Xan slapped the bars at their psychopathic nonchalance. The muzzle lifted in warning and Zeke said, “Goddammit, no! Think of the ammo!”
“We got you fair and square, too,” Buddy said in umbrage to Xan. “You don’t want to be in a bait truck, next time don’t go running around past curfew.”
“There won’t be a next time because I’m going to be dead!” Xan almost shouted. “Do you know what kind of stink is going to flare up when I don’t show to work tomorrow? I work for the Secretary of Power and Water. He is one of the most powerful men in all of Newgreen. Is it worth pissing off the entire council of this settlement because you’re short a few people to dump?”
“What’s the council going to do?” Buddy taunted in a pouty voice. “I’ll tell you: they’ll piss and moan about their poor little man-secretary who got eaten up in hell, tell our boss not to send us back, and our boss will tell them who the fuck else wants to drive a bait truck? You? Who wants to be a bait man? You send me your volunteers: all those people y
ou got safe inside this moat who want to go out into hell and dribble reeking corpses, bad and sad and sick apples everywhere while zombies chase after panting. You send them over and I’ll sign them up. They’ll get a lot more people signing up to replace you at your job than they will us at ours.”
He tapped the muzzle on the bars. “But none of that is going to happen. No one knows you’re in this bait truck, do they? You just won’t show up to work tomorrow. How long will they look for you? Isn’t like before when they made an Amber Alert call to your cell phone at three a.m. and woke you up from a dead sleep-”
“Those were for abducted children,” Zeke corrected placidly.
“-plastered your face on every news channel, interrupted the game with updates, had cops and dogs sweeping the neighborhood, posters up at gas stations. No, that don’t happen now! They’ll go out, see your home empty, ask around a little, and go back to work. Tape a NOW HIRING sign to the window and find themselves a new man-secretary.”
“Guard just gave me five,” Zeke said.
It didn’t matter what Xan said. These fools were going to dump him out in hell to die and that was that. He searched his mind for anything else to say that could persuade them, but two dirty fingers were turning up the volume on the music.

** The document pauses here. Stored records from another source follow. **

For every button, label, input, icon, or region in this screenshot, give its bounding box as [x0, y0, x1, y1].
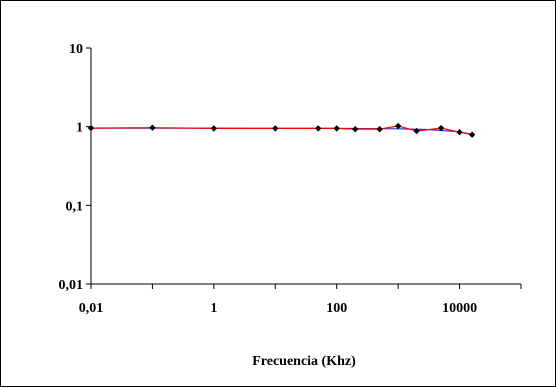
data-point [149, 124, 156, 131]
y-tick-label: 0,01 [59, 278, 84, 293]
data-point [87, 124, 95, 132]
y-tick-label: 0,1 [66, 199, 84, 214]
data-point [352, 125, 359, 133]
data-point [333, 125, 340, 132]
data-point [394, 122, 402, 130]
x-tick-label: 0,01 [79, 301, 104, 316]
data-point [272, 125, 279, 132]
data-point [413, 127, 420, 135]
data-point [315, 125, 322, 132]
data-point [376, 125, 383, 133]
axes [86, 47, 522, 289]
data-point [437, 124, 445, 132]
data-point [456, 129, 463, 136]
x-axis-title: Frecuencia (Khz) [252, 354, 356, 369]
data-markers [87, 122, 476, 138]
y-tick-label: 10 [69, 42, 83, 57]
tick-labels: 0,01 0,1 1 10 0,01 1 100 10000 [59, 42, 478, 316]
y-tick-label: 1 [76, 121, 83, 136]
x-tick-label: 1 [210, 301, 217, 316]
x-tick-label: 10000 [442, 301, 477, 316]
data-point [210, 125, 218, 132]
x-tick-label: 100 [326, 301, 347, 316]
data-point [468, 131, 476, 138]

He looked into the back. The old man was talking loudly about stopping by a Slicers and Dicers on his way to the boatyard to see if he couldn’t whip up a pizza in the back. The young man and nurse threw him dirty looks as he went on and on, and then he made a nonsensical leap in his one-sided conversation to the time he’d lived in New York City. The murderers were straining to put more space between them, which wasn’t possible with the shackles, and mumbled harshly to one another about who had beat the guy harder. The thief was silent. The girl in the corner whimpered.
Xan leaned against the wall beside the panel, loathing himself for going out for a run. Colette would wake up in the morning to find him gone . . . she’d go to the hospital and learn he wasn’t there . . . she would think the stress had gotten to him and he’d just quit the scene, gone to live somewhere else in Newgreen without so much as a goodbye. When would she put together that he wasn’t deliberately missing? When he never showed up to check on Lucca? When she talked to the people in Potato and Chicken Crossing, the nursery and everywhere else, and discovered he wasn’t working anywhere? It could be when his monthly tokens weren’t collected, and that would be two weeks from now.